Los obispos de Roma, por su parte, contribuyeron a la promoción de estos lugares sagrados, que atraían a millares de peregrinos de Italia y de las provincias y daban prestigio a la sede romana, la cual reclamaba la primacía de su obispo sobre los de las otras Iglesias, apoyándose para ello en la antigüedad de su origen y la autoridad de los mártires Pedro y Pablo. El obispo Dámaso (366-384) llevó a cabo una intensa política de promoción de los sepulcros de los mártires, adecentando las catacumbas abandonadas, puliendo las inscripciones que identificaban a obispos y mártires y componiendo poemas en su honor, que hizo grabar y que aún se conservan.
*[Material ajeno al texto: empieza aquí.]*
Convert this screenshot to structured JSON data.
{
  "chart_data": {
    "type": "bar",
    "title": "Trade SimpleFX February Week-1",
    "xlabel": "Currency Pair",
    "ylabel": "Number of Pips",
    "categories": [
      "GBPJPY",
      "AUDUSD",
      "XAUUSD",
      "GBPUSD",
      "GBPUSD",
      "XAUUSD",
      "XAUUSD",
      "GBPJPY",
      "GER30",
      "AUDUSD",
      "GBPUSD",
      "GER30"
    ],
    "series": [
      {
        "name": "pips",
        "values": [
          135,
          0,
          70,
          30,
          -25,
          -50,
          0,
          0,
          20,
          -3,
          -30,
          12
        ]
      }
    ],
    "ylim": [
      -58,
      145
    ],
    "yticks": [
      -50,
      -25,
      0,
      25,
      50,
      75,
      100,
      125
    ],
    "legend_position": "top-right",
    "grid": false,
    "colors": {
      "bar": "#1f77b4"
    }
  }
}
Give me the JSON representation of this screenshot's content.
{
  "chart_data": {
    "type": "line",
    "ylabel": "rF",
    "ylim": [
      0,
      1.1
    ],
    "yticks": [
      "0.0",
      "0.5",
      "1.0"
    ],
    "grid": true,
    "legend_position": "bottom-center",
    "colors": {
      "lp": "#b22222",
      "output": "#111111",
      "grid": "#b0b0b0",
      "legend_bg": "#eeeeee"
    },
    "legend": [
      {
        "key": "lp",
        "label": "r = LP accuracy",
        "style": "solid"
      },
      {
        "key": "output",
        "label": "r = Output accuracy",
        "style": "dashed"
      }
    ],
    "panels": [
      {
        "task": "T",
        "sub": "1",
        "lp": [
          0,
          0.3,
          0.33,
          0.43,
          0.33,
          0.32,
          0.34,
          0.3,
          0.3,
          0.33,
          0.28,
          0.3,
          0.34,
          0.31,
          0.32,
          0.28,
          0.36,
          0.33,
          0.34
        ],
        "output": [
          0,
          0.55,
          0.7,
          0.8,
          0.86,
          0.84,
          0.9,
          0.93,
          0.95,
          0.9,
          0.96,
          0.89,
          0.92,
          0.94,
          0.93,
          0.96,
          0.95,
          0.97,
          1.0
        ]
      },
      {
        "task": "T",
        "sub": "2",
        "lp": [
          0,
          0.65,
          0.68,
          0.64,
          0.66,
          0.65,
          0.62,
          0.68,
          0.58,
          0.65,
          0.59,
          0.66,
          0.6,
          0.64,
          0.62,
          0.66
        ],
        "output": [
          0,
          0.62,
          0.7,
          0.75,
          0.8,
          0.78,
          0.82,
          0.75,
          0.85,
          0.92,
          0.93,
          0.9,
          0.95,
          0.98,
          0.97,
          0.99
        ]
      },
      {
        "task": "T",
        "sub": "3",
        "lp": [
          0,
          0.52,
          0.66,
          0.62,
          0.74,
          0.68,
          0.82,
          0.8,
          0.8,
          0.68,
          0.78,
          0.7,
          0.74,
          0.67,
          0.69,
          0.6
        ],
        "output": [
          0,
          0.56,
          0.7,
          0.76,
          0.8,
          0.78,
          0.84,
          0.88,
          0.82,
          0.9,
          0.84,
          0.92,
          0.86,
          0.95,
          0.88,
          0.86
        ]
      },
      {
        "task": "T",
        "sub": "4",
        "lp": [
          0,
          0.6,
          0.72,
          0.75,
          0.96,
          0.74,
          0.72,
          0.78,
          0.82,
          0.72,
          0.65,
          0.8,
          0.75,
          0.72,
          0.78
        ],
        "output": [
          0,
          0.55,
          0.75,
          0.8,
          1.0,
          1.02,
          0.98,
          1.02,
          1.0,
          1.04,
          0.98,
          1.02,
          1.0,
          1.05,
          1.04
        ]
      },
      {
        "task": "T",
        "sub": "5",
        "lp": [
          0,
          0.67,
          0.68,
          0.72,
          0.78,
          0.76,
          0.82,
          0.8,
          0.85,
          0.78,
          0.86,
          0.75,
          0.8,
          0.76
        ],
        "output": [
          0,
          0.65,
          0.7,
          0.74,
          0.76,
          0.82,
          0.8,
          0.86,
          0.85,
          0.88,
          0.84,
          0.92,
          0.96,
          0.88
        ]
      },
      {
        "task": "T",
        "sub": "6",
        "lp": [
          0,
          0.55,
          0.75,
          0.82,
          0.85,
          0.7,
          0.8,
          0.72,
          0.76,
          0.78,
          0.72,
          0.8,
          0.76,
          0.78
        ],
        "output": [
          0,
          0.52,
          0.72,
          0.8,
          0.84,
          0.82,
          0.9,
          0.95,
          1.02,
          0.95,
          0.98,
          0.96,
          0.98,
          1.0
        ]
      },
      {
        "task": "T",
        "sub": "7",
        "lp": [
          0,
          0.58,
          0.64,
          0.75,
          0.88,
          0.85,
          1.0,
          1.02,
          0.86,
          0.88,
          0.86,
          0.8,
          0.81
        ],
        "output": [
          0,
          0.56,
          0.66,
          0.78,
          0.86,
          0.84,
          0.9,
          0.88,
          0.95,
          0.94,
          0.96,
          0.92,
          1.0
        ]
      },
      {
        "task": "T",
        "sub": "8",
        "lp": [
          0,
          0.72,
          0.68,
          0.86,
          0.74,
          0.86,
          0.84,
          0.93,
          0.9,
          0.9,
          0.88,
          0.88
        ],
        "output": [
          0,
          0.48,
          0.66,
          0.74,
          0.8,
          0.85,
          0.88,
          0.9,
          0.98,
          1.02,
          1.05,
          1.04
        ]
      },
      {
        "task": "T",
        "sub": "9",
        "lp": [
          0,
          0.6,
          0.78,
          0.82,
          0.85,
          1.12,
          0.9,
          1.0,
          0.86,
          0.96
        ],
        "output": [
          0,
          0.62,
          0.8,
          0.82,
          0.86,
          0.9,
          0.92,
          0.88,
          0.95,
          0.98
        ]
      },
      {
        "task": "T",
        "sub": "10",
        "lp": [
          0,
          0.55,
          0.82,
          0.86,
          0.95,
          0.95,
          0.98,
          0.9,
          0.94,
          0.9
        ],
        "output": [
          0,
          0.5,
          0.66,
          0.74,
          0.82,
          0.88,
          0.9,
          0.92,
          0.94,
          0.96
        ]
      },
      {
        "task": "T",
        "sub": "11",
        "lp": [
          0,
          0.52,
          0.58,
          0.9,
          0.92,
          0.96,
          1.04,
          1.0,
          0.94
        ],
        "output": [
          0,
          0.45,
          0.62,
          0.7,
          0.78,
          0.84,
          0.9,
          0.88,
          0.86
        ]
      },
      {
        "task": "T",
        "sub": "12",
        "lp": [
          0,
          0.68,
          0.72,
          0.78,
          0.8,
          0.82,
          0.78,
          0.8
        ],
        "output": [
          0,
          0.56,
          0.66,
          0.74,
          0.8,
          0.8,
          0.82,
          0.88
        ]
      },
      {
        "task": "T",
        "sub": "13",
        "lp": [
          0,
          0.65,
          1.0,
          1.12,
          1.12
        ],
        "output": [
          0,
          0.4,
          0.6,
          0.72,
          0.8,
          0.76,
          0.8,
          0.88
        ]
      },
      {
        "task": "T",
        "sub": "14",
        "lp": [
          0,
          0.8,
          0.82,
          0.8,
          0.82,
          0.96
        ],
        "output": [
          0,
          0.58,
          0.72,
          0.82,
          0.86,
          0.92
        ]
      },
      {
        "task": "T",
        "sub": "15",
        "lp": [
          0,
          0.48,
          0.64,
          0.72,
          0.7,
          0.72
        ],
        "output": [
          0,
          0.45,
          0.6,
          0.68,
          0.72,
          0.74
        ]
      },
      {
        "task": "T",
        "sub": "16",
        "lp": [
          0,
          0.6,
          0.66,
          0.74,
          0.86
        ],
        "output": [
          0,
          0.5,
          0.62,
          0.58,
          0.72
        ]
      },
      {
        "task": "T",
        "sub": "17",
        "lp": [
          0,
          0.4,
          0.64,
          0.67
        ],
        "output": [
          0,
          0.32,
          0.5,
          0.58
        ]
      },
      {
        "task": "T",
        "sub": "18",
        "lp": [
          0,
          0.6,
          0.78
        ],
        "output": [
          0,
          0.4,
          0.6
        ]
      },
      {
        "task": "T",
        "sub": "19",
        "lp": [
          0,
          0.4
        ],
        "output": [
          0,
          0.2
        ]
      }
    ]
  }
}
También señalizó las rutas de visita (itinera ad sanctos) para orientar a los visitantes, iluminándolas con sugestivos juegos de luces y sombras. En suma, todo un programa publicitario que hizo de Roma el centro indiscutible de la Cristiandad occidental.
Pero durante la Edad Media, las catacumbas cayeron en el olvido y en el siglo XVI únicamente se conocían cinco: las de San Pancracio, Santa Inés, San Sebastián, San Lorenzo y San Valentín. Ello se debía a que todas ellas disponían de una basílica consagrada al mártir del que tomaban su nombre, cuyo culto nunca se interrumpió. La mayoría de las sesenta catacumbas que hoy conocemos fueron descubiertas durante los siglos XVI y XVII, cuando se despertó el interés por su estudio científico, avivado por el espíritu de la Contrarreforma: la Iglesia, beligerante contra el protestantismo, buscaba en los primeros cristianos el testimonio de fe sincera y de piedad. El pionero de estos descubrimientos fue el erudito Onofrio Panvinio (1530-1568), de la orden de San Agustín, que localizó 43 de estos conjuntos; desde entonces, el interés por la Roma subterránea cristiana no ha dejado de crecer.